Sie, Herr Präsident, möchte ich ersuchen, als Vorsitzender des Ausschusses für Verfassung und Föderalismus diese Debatte ernsthaft zu betreiben. (Beifall bei den Freiheitlichen.)

17.22

Präsident Dr. Günther Hummer: Zu Wort gemeldet hat sich Herr Bundesrat Dr. Peter Böhm. – Bitte.

17.22

Bundesrat Dr. Peter Böhm (Freiheitliche, Wien): Herr Präsident! Herr Staatssekretär! Geschätzte Damen und Herren! Herr Staatssekretär! Auch mich hat die Beantwortung unserer Anfragen nicht befriedigt. Sie blieben mir allzu sehr im Formalen, und Sie gingen in keinem einzigen Punkt ins Grundsätzliche.

Wie schon meine Vorredner betont haben, besteht ein untrennbarer Sachzusammenhang zwischen der verschleppten Bundesstaatsreform und dem drohenden Zusammenbruch des Verwaltungsgerichtshofes. Es handelt sich nämlich tatsächlich um einen solchen.

Es gleicht schon Catos Ceterum censeo, wenn ich wieder einmal die langjährige freiheitliche Forderung aufgreife, endlich Verwaltungsgerichte in den Ländern einzurichten. Das Perchtoldsdorfer Paktum hatte sich diese Forderung ja durchaus zu eigen gemacht. Der Präsident des Verwaltungsgerichtshofes, Dr. Jabloner, mahnte die Realisierung dieses Vorhabens im Zuge eines Notstandsberichtes fast schon verzweifelt ein.
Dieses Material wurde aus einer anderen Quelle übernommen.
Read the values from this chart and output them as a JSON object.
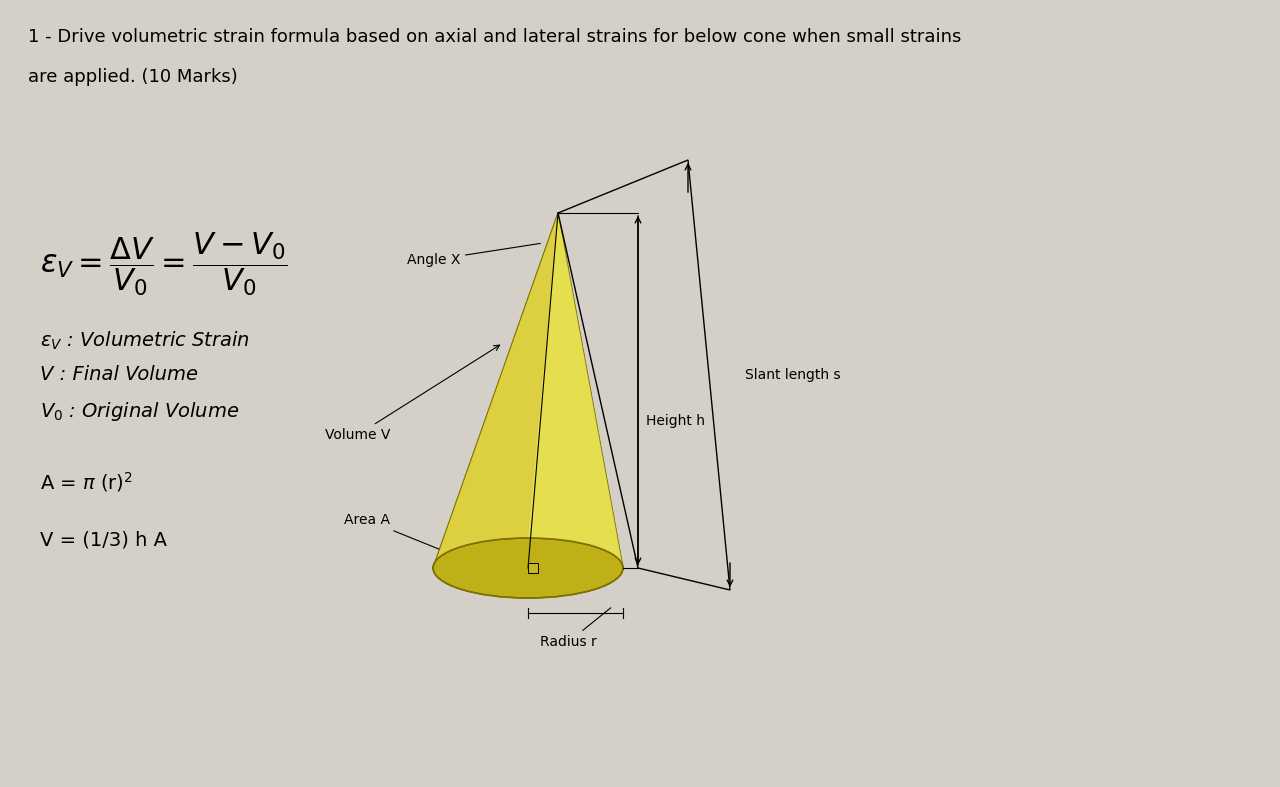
{
  "bg_color": "#ccc8c0",
  "title_line1": "1 - Drive volumetric strain formula based on axial and lateral strains for below cone when small strains",
  "title_line2": "are applied. (10 Marks)",
  "def1": "$\\varepsilon_V$ : Volumetric Strain",
  "def2": "V : Final Volume",
  "def3": "$V_0$ : Original Volume",
  "formula2": "A = π (r)²",
  "formula3": "V = (1/3) h A",
  "label_angle": "Angle X",
  "label_volume": "Volume V",
  "label_height": "Height h",
  "label_slant": "Slant length s",
  "label_area": "Area A",
  "label_radius": "Radius r",
  "cone_yellow": "#d4c830",
  "cone_yellow_light": "#e8dc50",
  "cone_yellow_dark": "#b8a820",
  "cone_edge": "#7a7000"
}
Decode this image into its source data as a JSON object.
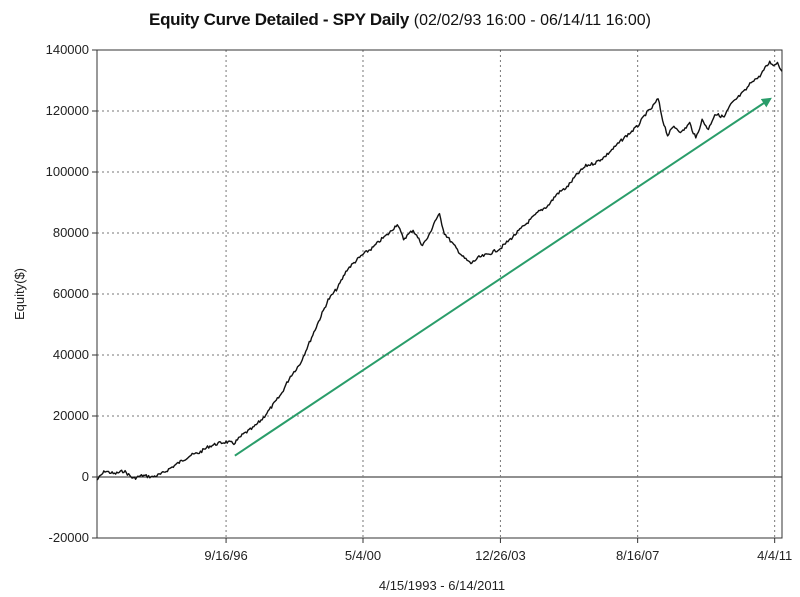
{
  "chart_data": {
    "type": "line",
    "title": "Equity Curve Detailed - SPY Daily",
    "subtitle": "(02/02/93 16:00 - 06/14/11  16:00)",
    "xlabel": "4/15/1993 - 6/14/2011",
    "ylabel": "Equity($)",
    "ylim": [
      -20000,
      140000
    ],
    "yticks": [
      -20000,
      0,
      20000,
      40000,
      60000,
      80000,
      100000,
      120000,
      140000
    ],
    "xlim": [
      "1993-04-15",
      "2011-06-14"
    ],
    "xticks": [
      {
        "label": "9/16/96",
        "date": "1996-09-16"
      },
      {
        "label": "5/4/00",
        "date": "2000-05-04"
      },
      {
        "label": "12/26/03",
        "date": "2003-12-26"
      },
      {
        "label": "8/16/07",
        "date": "2007-08-16"
      },
      {
        "label": "4/4/11",
        "date": "2011-04-04"
      }
    ],
    "grid": true,
    "series": [
      {
        "color": "#111111",
        "points": [
          [
            "1993-04-15",
            -1000
          ],
          [
            "1993-07-01",
            2000
          ],
          [
            "1993-10-01",
            1000
          ],
          [
            "1994-01-01",
            2000
          ],
          [
            "1994-04-01",
            -500
          ],
          [
            "1994-07-01",
            500
          ],
          [
            "1994-10-01",
            0
          ],
          [
            "1995-01-01",
            1000
          ],
          [
            "1995-04-01",
            3000
          ],
          [
            "1995-07-01",
            5000
          ],
          [
            "1995-10-01",
            7000
          ],
          [
            "1996-01-01",
            8000
          ],
          [
            "1996-04-01",
            10000
          ],
          [
            "1996-07-01",
            11000
          ],
          [
            "1996-09-16",
            11500
          ],
          [
            "1996-12-01",
            11000
          ],
          [
            "1997-03-01",
            14000
          ],
          [
            "1997-06-01",
            16000
          ],
          [
            "1997-09-01",
            19000
          ],
          [
            "1997-12-01",
            23000
          ],
          [
            "1998-03-01",
            27000
          ],
          [
            "1998-06-01",
            33000
          ],
          [
            "1998-09-01",
            37000
          ],
          [
            "1998-12-01",
            44000
          ],
          [
            "1999-03-01",
            51000
          ],
          [
            "1999-06-01",
            58000
          ],
          [
            "1999-09-01",
            62000
          ],
          [
            "1999-12-01",
            68000
          ],
          [
            "2000-03-01",
            71000
          ],
          [
            "2000-05-04",
            73000
          ],
          [
            "2000-08-01",
            75000
          ],
          [
            "2000-11-01",
            78000
          ],
          [
            "2001-01-15",
            80000
          ],
          [
            "2001-04-01",
            83000
          ],
          [
            "2001-06-01",
            78000
          ],
          [
            "2001-09-01",
            81000
          ],
          [
            "2001-12-01",
            76000
          ],
          [
            "2002-02-01",
            79000
          ],
          [
            "2002-04-01",
            84000
          ],
          [
            "2002-05-15",
            86000
          ],
          [
            "2002-07-01",
            80000
          ],
          [
            "2002-10-01",
            76000
          ],
          [
            "2003-01-01",
            72000
          ],
          [
            "2003-03-15",
            70000
          ],
          [
            "2003-06-01",
            72000
          ],
          [
            "2003-09-01",
            73000
          ],
          [
            "2003-12-26",
            75000
          ],
          [
            "2004-04-01",
            78000
          ],
          [
            "2004-07-01",
            81000
          ],
          [
            "2004-10-01",
            84000
          ],
          [
            "2005-01-01",
            87000
          ],
          [
            "2005-04-01",
            89000
          ],
          [
            "2005-07-01",
            93000
          ],
          [
            "2005-10-01",
            95000
          ],
          [
            "2006-01-01",
            99000
          ],
          [
            "2006-04-01",
            102000
          ],
          [
            "2006-07-01",
            103000
          ],
          [
            "2006-10-01",
            105000
          ],
          [
            "2007-01-01",
            108000
          ],
          [
            "2007-04-01",
            111000
          ],
          [
            "2007-08-16",
            115000
          ],
          [
            "2007-11-01",
            119000
          ],
          [
            "2008-01-01",
            121000
          ],
          [
            "2008-03-01",
            124000
          ],
          [
            "2008-04-15",
            117000
          ],
          [
            "2008-06-01",
            112000
          ],
          [
            "2008-08-01",
            115000
          ],
          [
            "2008-10-15",
            113000
          ],
          [
            "2009-01-01",
            116000
          ],
          [
            "2009-03-01",
            111000
          ],
          [
            "2009-05-01",
            117000
          ],
          [
            "2009-07-01",
            114000
          ],
          [
            "2009-09-01",
            119000
          ],
          [
            "2009-12-01",
            118000
          ],
          [
            "2010-02-01",
            122000
          ],
          [
            "2010-05-01",
            125000
          ],
          [
            "2010-07-01",
            127000
          ],
          [
            "2010-09-01",
            130000
          ],
          [
            "2010-11-01",
            131000
          ],
          [
            "2011-01-01",
            134000
          ],
          [
            "2011-02-15",
            136000
          ],
          [
            "2011-04-04",
            135000
          ],
          [
            "2011-05-01",
            136000
          ],
          [
            "2011-06-14",
            133000
          ]
        ]
      }
    ],
    "annotations": [
      {
        "type": "arrow",
        "color": "#2a9d6a",
        "from": [
          "1996-12-10",
          7000
        ],
        "to": [
          "2011-02-20",
          124000
        ]
      }
    ]
  }
}
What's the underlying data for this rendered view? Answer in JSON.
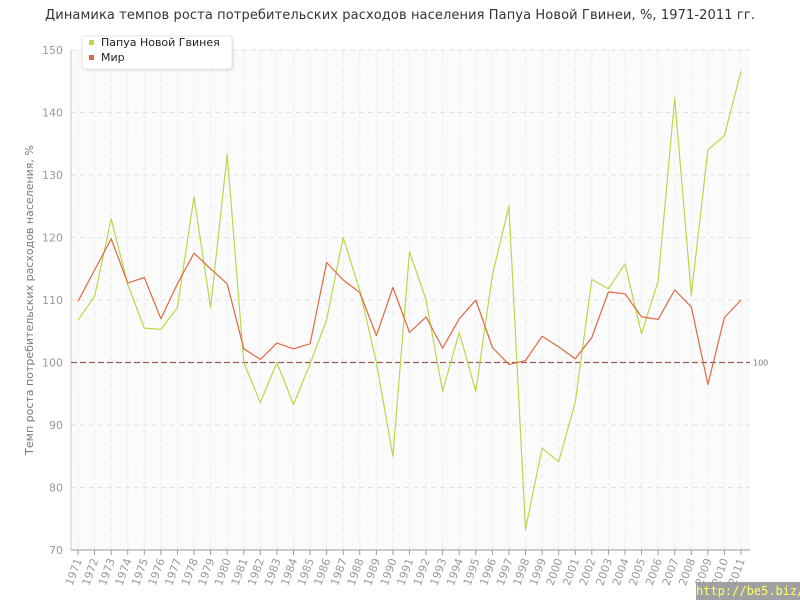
{
  "title": "Динамика темпов роста потребительских расходов населения Папуа Новой Гвинеи, %, 1971-2011 гг.",
  "watermark": "http://be5.biz/",
  "chart_data": {
    "type": "line",
    "title": "Динамика темпов роста потребительских расходов населения Папуа Новой Гвинеи, %, 1971-2011 гг.",
    "xlabel": "",
    "ylabel": "Темп роста потребительских расходов населения, %",
    "ylim": [
      70,
      150
    ],
    "yticks": [
      70,
      80,
      90,
      100,
      110,
      120,
      130,
      140,
      150
    ],
    "grid": true,
    "legend_position": "top-left",
    "x": [
      "1971",
      "1972",
      "1973",
      "1974",
      "1975",
      "1976",
      "1977",
      "1978",
      "1979",
      "1980",
      "1981",
      "1982",
      "1983",
      "1984",
      "1985",
      "1986",
      "1987",
      "1988",
      "1989",
      "1990",
      "1991",
      "1992",
      "1993",
      "1994",
      "1995",
      "1996",
      "1997",
      "1998",
      "1999",
      "2000",
      "2001",
      "2002",
      "2003",
      "2004",
      "2005",
      "2006",
      "2007",
      "2008",
      "2009",
      "2010",
      "2011"
    ],
    "series": [
      {
        "name": "Папуа Новой Гвинея",
        "color": "#b8d84a",
        "values": [
          106.8,
          110.6,
          123.0,
          112.5,
          105.5,
          105.3,
          108.8,
          126.5,
          108.8,
          133.3,
          100.0,
          93.6,
          100.0,
          93.3,
          99.8,
          106.8,
          120.0,
          111.5,
          100.0,
          85.0,
          117.7,
          110.0,
          95.4,
          104.8,
          95.4,
          114.0,
          125.0,
          73.3,
          86.3,
          84.1,
          93.7,
          113.3,
          111.8,
          115.8,
          104.6,
          113.0,
          142.3,
          110.8,
          134.0,
          136.3,
          146.6
        ]
      },
      {
        "name": "Мир",
        "color": "#dd6a40",
        "values": [
          109.8,
          114.8,
          119.8,
          112.7,
          113.6,
          107.0,
          112.6,
          117.5,
          115.0,
          112.6,
          102.2,
          100.5,
          103.1,
          102.2,
          103.0,
          116.0,
          113.2,
          111.2,
          104.3,
          112.0,
          104.8,
          107.3,
          102.3,
          107.0,
          110.0,
          102.4,
          99.7,
          100.3,
          104.2,
          102.5,
          100.6,
          104.0,
          111.3,
          111.0,
          107.3,
          106.9,
          111.6,
          108.9,
          96.5,
          107.2,
          110.0
        ]
      }
    ],
    "reference_line": {
      "value": 100,
      "label": "100",
      "color": "#a05a5a"
    }
  }
}
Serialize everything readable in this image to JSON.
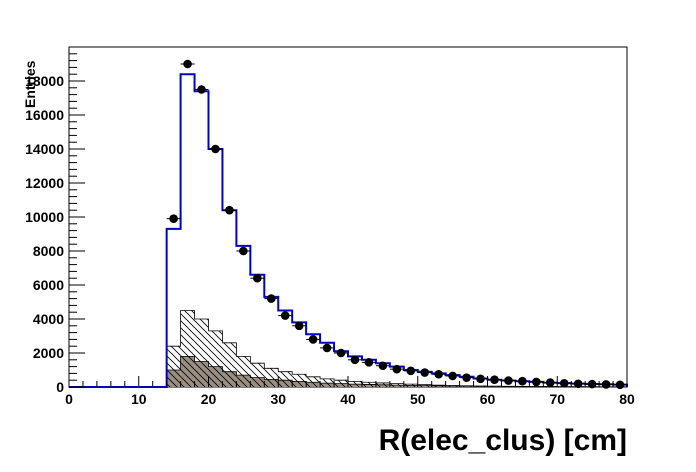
{
  "chart_data": {
    "type": "bar",
    "xlabel": "R(elec_clus) [cm]",
    "ylabel": "Entries",
    "xlim": [
      0,
      80
    ],
    "ylim": [
      0,
      20000
    ],
    "x_ticks": [
      0,
      10,
      20,
      30,
      40,
      50,
      60,
      70,
      80
    ],
    "y_ticks": [
      0,
      2000,
      4000,
      6000,
      8000,
      10000,
      12000,
      14000,
      16000,
      18000
    ],
    "bin_width": 2,
    "grid": false,
    "series": [
      {
        "kind": "step",
        "color": "#0000cc",
        "edges": [
          0,
          2,
          4,
          6,
          8,
          10,
          12,
          14,
          16,
          18,
          20,
          22,
          24,
          26,
          28,
          30,
          32,
          34,
          36,
          38,
          40,
          42,
          44,
          46,
          48,
          50,
          52,
          54,
          56,
          58,
          60,
          62,
          64,
          66,
          68,
          70,
          72,
          74,
          76,
          78,
          80
        ],
        "values": [
          0,
          0,
          0,
          0,
          0,
          0,
          0,
          9300,
          18400,
          17400,
          14000,
          10400,
          8300,
          6600,
          5300,
          4500,
          3800,
          3100,
          2600,
          2100,
          1800,
          1600,
          1400,
          1200,
          1000,
          900,
          800,
          700,
          600,
          500,
          430,
          380,
          340,
          300,
          260,
          230,
          200,
          180,
          160,
          140
        ]
      },
      {
        "kind": "hatched",
        "color": "#000000",
        "edges": [
          0,
          2,
          4,
          6,
          8,
          10,
          12,
          14,
          16,
          18,
          20,
          22,
          24,
          26,
          28,
          30,
          32,
          34,
          36,
          38,
          40,
          42,
          44,
          46,
          48,
          50,
          52,
          54,
          56,
          58,
          60,
          62,
          64,
          66,
          68,
          70,
          72,
          74,
          76,
          78,
          80
        ],
        "values": [
          0,
          0,
          0,
          0,
          0,
          0,
          0,
          2400,
          4500,
          4000,
          3300,
          2600,
          1800,
          1400,
          1100,
          900,
          750,
          600,
          480,
          400,
          330,
          280,
          240,
          200,
          170,
          140,
          110,
          90,
          75,
          60,
          50,
          40,
          35,
          30,
          25,
          20,
          18,
          15,
          12,
          10
        ]
      },
      {
        "kind": "filled",
        "color": "#9a8e82",
        "edges": [
          0,
          2,
          4,
          6,
          8,
          10,
          12,
          14,
          16,
          18,
          20,
          22,
          24,
          26,
          28,
          30,
          32,
          34,
          36,
          38,
          40,
          42,
          44,
          46,
          48,
          50,
          52,
          54,
          56,
          58,
          60,
          62,
          64,
          66,
          68,
          70,
          72,
          74,
          76,
          78,
          80
        ],
        "values": [
          0,
          0,
          0,
          0,
          0,
          0,
          0,
          1000,
          1800,
          1500,
          1200,
          900,
          700,
          550,
          450,
          400,
          330,
          280,
          230,
          200,
          170,
          150,
          130,
          110,
          95,
          80,
          70,
          60,
          50,
          40,
          35,
          30,
          25,
          20,
          18,
          15,
          12,
          10,
          8,
          6
        ]
      },
      {
        "kind": "points",
        "color": "#000000",
        "x": [
          15,
          17,
          19,
          21,
          23,
          25,
          27,
          29,
          31,
          33,
          35,
          37,
          39,
          41,
          43,
          45,
          47,
          49,
          51,
          53,
          55,
          57,
          59,
          61,
          63,
          65,
          67,
          69,
          71,
          73,
          75,
          77,
          79
        ],
        "y": [
          9900,
          19000,
          17500,
          14000,
          10400,
          8000,
          6400,
          5200,
          4200,
          3600,
          2800,
          2300,
          2000,
          1600,
          1450,
          1250,
          1050,
          950,
          850,
          750,
          650,
          550,
          480,
          430,
          380,
          340,
          300,
          260,
          220,
          190,
          170,
          150,
          130
        ]
      }
    ]
  }
}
Leider – das muß eingeräumt werden – fehlt es auch am nötigen Nachdruck der Länder, um das Projekt durchzusetzen. Das enthebt freilich den Bund nicht seiner Verantwortung. Die Regierung und die sie tragende Mehrheit im Nationalrat nehmen sie allerdings nicht wahr. Das zeigte sich zuletzt wieder darin, daß wir mit dem heute beschlossenen Bundesasylsenat eine weitere Bundesbehörde geschaffen haben. Gewiß ist eben das zur Entlastung des Verwaltungsgerichtshofes geschehen; aber jeder rein punktuelle Ausbau der Kompetenzen der Unabhängigen Verwaltungssenate und noch mehr die Einrichtung sogar neuer Kommissionen gemäß Artikel 133 Z 4 B-VG ist stets ein Schritt weiter weg vom echten Ziel, nämlich der Einrichtung von Landesverwaltungsgerichten.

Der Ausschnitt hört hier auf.